Pour l’ensemble des quatre séquences, il est possible d’envisager d’intervenir et d’agir de façon formelle ou informelle, même si longtemps il a été sous-entendu que le contrôle formel (faire agir des professionnels payés pour réprimer l’infraction) était la seule solution possible. Il s’avère que l’informel (le contrôle exercé par la famille ou les pairs) est à terme et dans la durée sans doute plus efficace.

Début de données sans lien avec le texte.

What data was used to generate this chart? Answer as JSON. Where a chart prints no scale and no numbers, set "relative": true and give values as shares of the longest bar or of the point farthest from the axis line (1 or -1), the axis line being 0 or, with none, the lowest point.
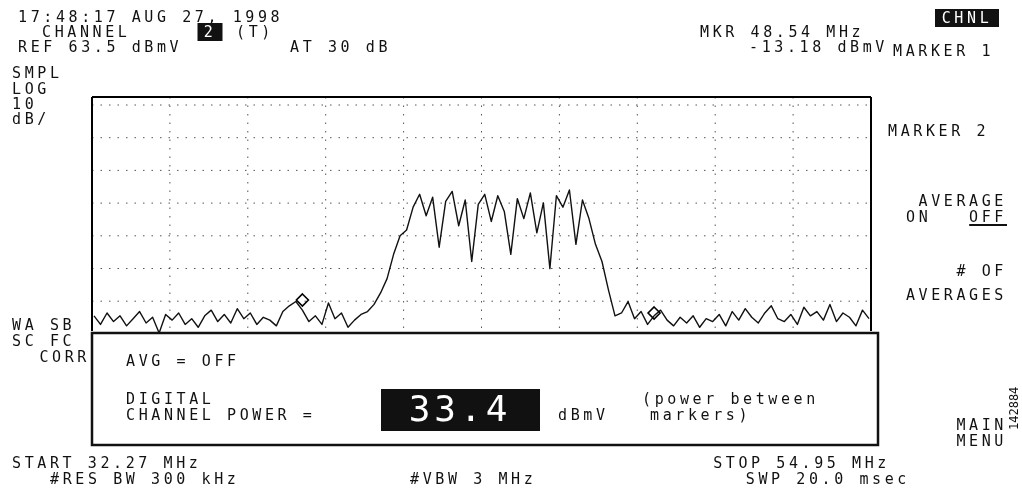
{
  "chart_data": {
    "type": "line",
    "relative": true,
    "grid": true,
    "categories": [
      null,
      null,
      null,
      null,
      null,
      null,
      null,
      null,
      null,
      null,
      null,
      null,
      null,
      null,
      null,
      null,
      null,
      null,
      null,
      null,
      null,
      null,
      null,
      null,
      null,
      null,
      null,
      null,
      null,
      null,
      null,
      null,
      null,
      null,
      null,
      null,
      null,
      null,
      null,
      null,
      null,
      null,
      null,
      null,
      null,
      null,
      null,
      null,
      null,
      null,
      null,
      null,
      null,
      null,
      null,
      null,
      null,
      null,
      null,
      null,
      null,
      null,
      null,
      null,
      null,
      null,
      null,
      null,
      null,
      null,
      null,
      null,
      null,
      null,
      null,
      null,
      null,
      null,
      null,
      null,
      null,
      null,
      null,
      null,
      null,
      null,
      null,
      null,
      null,
      null,
      null,
      null,
      null,
      null,
      null,
      null,
      null,
      null,
      null,
      null,
      null,
      null,
      null,
      null,
      null,
      null,
      null,
      null,
      null,
      null,
      null,
      null,
      null,
      null,
      null,
      null,
      null,
      null,
      null,
      null
    ],
    "series": [
      {
        "type": "line",
        "color": "#111111",
        "values": [
          0.12,
          0.06,
          0.14,
          0.08,
          0.12,
          0.05,
          0.1,
          0.15,
          0.07,
          0.11,
          0.0,
          0.13,
          0.09,
          0.14,
          0.06,
          0.1,
          0.04,
          0.12,
          0.16,
          0.08,
          0.13,
          0.07,
          0.17,
          0.1,
          0.14,
          0.06,
          0.11,
          0.09,
          0.05,
          0.15,
          0.19,
          0.22,
          0.16,
          0.08,
          0.12,
          0.06,
          0.21,
          0.1,
          0.14,
          0.04,
          0.09,
          0.13,
          0.15,
          0.2,
          0.28,
          0.38,
          0.55,
          0.68,
          0.72,
          0.88,
          0.97,
          0.82,
          0.95,
          0.6,
          0.92,
          0.99,
          0.75,
          0.93,
          0.5,
          0.9,
          0.97,
          0.78,
          0.96,
          0.85,
          0.55,
          0.94,
          0.8,
          0.98,
          0.7,
          0.91,
          0.45,
          0.96,
          0.88,
          1.0,
          0.62,
          0.93,
          0.8,
          0.62,
          0.5,
          0.3,
          0.12,
          0.14,
          0.22,
          0.1,
          0.15,
          0.06,
          0.12,
          0.16,
          0.09,
          0.05,
          0.11,
          0.07,
          0.12,
          0.04,
          0.1,
          0.08,
          0.13,
          0.05,
          0.15,
          0.09,
          0.17,
          0.11,
          0.07,
          0.14,
          0.19,
          0.1,
          0.08,
          0.13,
          0.06,
          0.18,
          0.12,
          0.15,
          0.09,
          0.2,
          0.08,
          0.14,
          0.11,
          0.05,
          0.16,
          0.1
        ]
      }
    ],
    "annotations": [
      "17:48:17 AUG 27, 1998",
      "CHANNEL",
      "2",
      "(T)",
      "REF 63.5 dBmV",
      "AT 30 dB",
      "MKR 48.54 MHz",
      "-13.18 dBmV",
      "CHNL",
      "MARKER 1",
      "SMPL",
      "LOG",
      "10",
      "dB/",
      "MARKER 2",
      "AVERAGE",
      "ON",
      "OFF",
      "# OF",
      "AVERAGES",
      "WA SB",
      "SC FC",
      "CORR",
      "AVG = OFF",
      "DIGITAL",
      "CHANNEL POWER =",
      "33.4",
      "dBmV",
      "(power between",
      "markers)",
      "MAIN",
      "MENU",
      "START 32.27 MHz",
      "#RES BW 300 kHz",
      "#VBW 3 MHz",
      "STOP 54.95 MHz",
      "SWP 20.0 msec",
      "142884"
    ]
  }
}
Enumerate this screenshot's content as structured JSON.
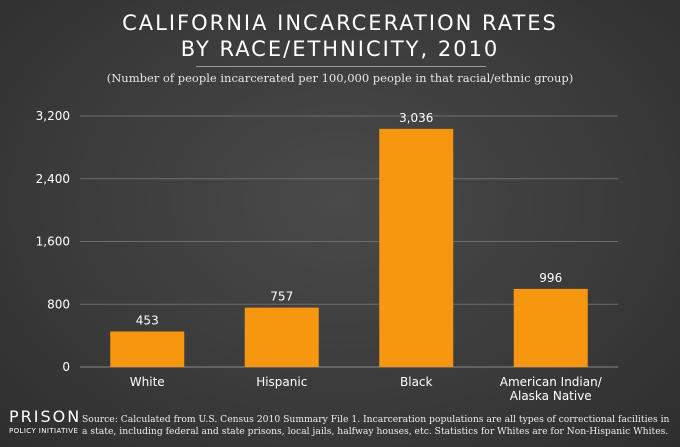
{
  "title_line1": "CALIFORNIA INCARCERATION RATES",
  "title_line2": "BY RACE/ETHNICITY, 2010",
  "subtitle": "(Number of people incarcerated per 100,000 people in that racial/ethnic group)",
  "brand_name": "PRISON",
  "brand_sub": "POLICY INITIATIVE",
  "source": "Source: Calculated from U.S. Census 2010 Summary File 1. Incarceration populations are all types of correctional facilities in a state, including federal and state prisons, local jails, halfway houses, etc. Statistics for Whites are for Non-Hispanic Whites.",
  "colors": {
    "bar": "#f7960f",
    "grid": "#6e6e6e",
    "text": "#ffffff"
  },
  "chart_data": {
    "type": "bar",
    "title": "CALIFORNIA INCARCERATION RATES BY RACE/ETHNICITY, 2010",
    "subtitle": "(Number of people incarcerated per 100,000 people in that racial/ethnic group)",
    "categories": [
      "White",
      "Hispanic",
      "Black",
      "American Indian/ Alaska Native"
    ],
    "category_lines": [
      [
        "White"
      ],
      [
        "Hispanic"
      ],
      [
        "Black"
      ],
      [
        "American Indian/",
        "Alaska Native"
      ]
    ],
    "values": [
      453,
      757,
      3036,
      996
    ],
    "value_labels": [
      "453",
      "757",
      "3,036",
      "996"
    ],
    "yticks": [
      0,
      800,
      1600,
      2400,
      3200
    ],
    "ytick_labels": [
      "0",
      "800",
      "1,600",
      "2,400",
      "3,200"
    ],
    "ylim": [
      0,
      3200
    ],
    "grid": true,
    "xlabel": "",
    "ylabel": ""
  }
}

Pour l’étape 1, l’introduction de l’alcool dans la vie des usagers, le contrôle formel va consister à mettre en place une politique de l’alcool, de sa disponibilité, de son prix, ou de son mode de diffusion qui va limiter ou pas la possibilité d’y avoir accès facilement. Le mode d’intervention informel va consister à aider les parents ou les proches à intervenir.

Pour l’étape 2, la gestion de la consommation, les contrôles aléatoires de la police, l’accès différé au droit à la conduite comme cela existe aux États-Unis peuvent être des modes formels d’intervention. La formation des barmen et des établissements à la détection des intoxications excessives, l’auto contrôle par la présence d’éthylotests dans les voitures ou dans les établissements, les anti-démarreurs sur les voitures sont des exemples de modes informels de contrôle de la gestion par les individus ou par leurs proches de leur consommation.

Pour l’étape 3, la décision de prendre le volant sous l’influence de l’alcool, le travail effectué par les municipalités sur les transports collectifs de nuit est un exemple de contrôle social formel. Par contre, la pratique du conducteur désigné est une pratique non formelle qui fonctionne bien comme on a pu le voir précédemment.

Pour l’étape 4, le contrôle de l’état alcoolique et la sanction sont le mode de contrôle formel mis en place. Pour être efficace, la sanction doit être inévitable, équitable et rapide.

Sur l’ensemble de ce risque, on voit donc qu’il existe des interactions possibles entre les différents acteurs, institutionnels ou non, afin de modérer l’infraction ou de l’éviter.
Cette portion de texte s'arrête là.